The excuse offered by the Plaintiff's attorney for her failure to withdraw the complaint upon the execution of the Settlement is unavailing. In her affidavit opposing the motion for sanctions, the Plaintiff's attorney states that she did not immediately withdraw the complaint following the execution of the Settlement because the Defendant had backed out of a previous stipulation of settlement during the divorce proceeding, and therefore the Plaintiff was hesitant to dismiss the complaint until he had a final judgment of divorce. (Seligman Aff., ¶ 53.) According to the Plaintiff's attorney, if the Defendant did not want to incur costs litigating the action after the Settlement was filed, she could have "sent [the Plaintiff's attorney] a stipulation extending her time to answer until she had served [the Plaintiff's attorney] the judgment of divorce". (Amended Affidavit of Delice Seligman dated May 10, 2011, ¶ 4.)
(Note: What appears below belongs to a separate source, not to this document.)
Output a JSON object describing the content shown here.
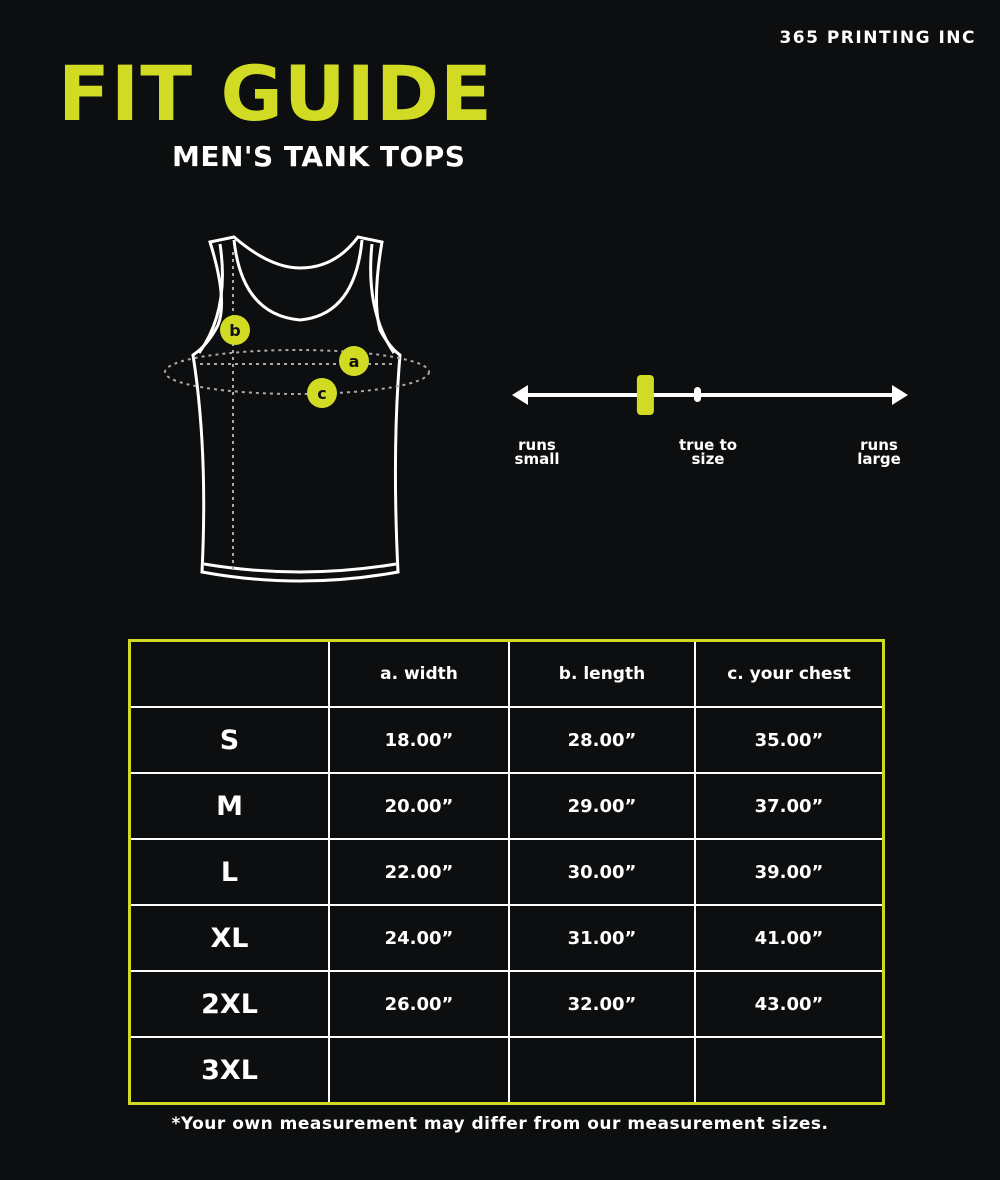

However, this excuse does not change the fact that, as of September 1, 2010, there was a signed Settlement agreement binding on both parties, discharging the claims in the complaint. It was incumbent upon the Plaintiff to withdraw the complaint upon receipt of a demand to do so. Regardless of whether the Plaintiff's concern about the Defendant's compliance with the Settlement was well-founded, permitting the Defendant and the Court to expend resources in a litigation that essentially was the Plaintiff's backup plan was an abuse of the legal system. Accordingly, the Court grants the Defendant's motion to sanction the Plaintiff's attorney for her failure to withdraw the complaint following the Defendant's December 28, 2010 demand.
With respect to the amount of sanctions, a court has "broad discretion in tailoring appropriate and reasonable sanctions under rule 11". O'Malley, 896 F.2d at 709; Lawrence v. Wilder Richman Sec. Corp., 417 F. App'x 11, 15 (2d Cir. 2010). The Defendant requests that the Court sanction the Plaintiff's attorney by requiring her to pay the Defendant's attorney's fees and costs associated with opposing the complaint, including the filing of the answer, counterclaim complaint, motion to dismiss and motion for sanctions. However, because the Court declines to award sanctions based on the Plaintiff's initial filing of the complaint, and because the Defendant's counterclaim complaint was filed despite the absence of this Court's subject matter jurisdiction, the Court finds that the proposed sanction is not warranted.
Here, the sanctionable conduct that the Court seeks to deter is the maintenance and continuation of a lawsuit rendered meritless by events subsequent to its commencement, despite a demand of withdrawal. Pursuant to Rule 11(c)(2), if a party fails to withdraw the challenged document within 21 days of being served with a motion for sanctions, "the court may award to the prevailing party the reasonable expenses, including attorney's fees, incurred for the motion". Fed. R. Civ. P. 11(c). Accordingly, the Court finds that the appropriate sanction is for the Plaintiff's attorney to pay the attorney's fees and costs incurred by the Defendant in bringing and defending its motion for sanctions. The Defendant is directed to submit within 10 days of the date of this order, records reflecting the hours expended by her attorney and the costs incurred in filing and defending the motion for sanctions.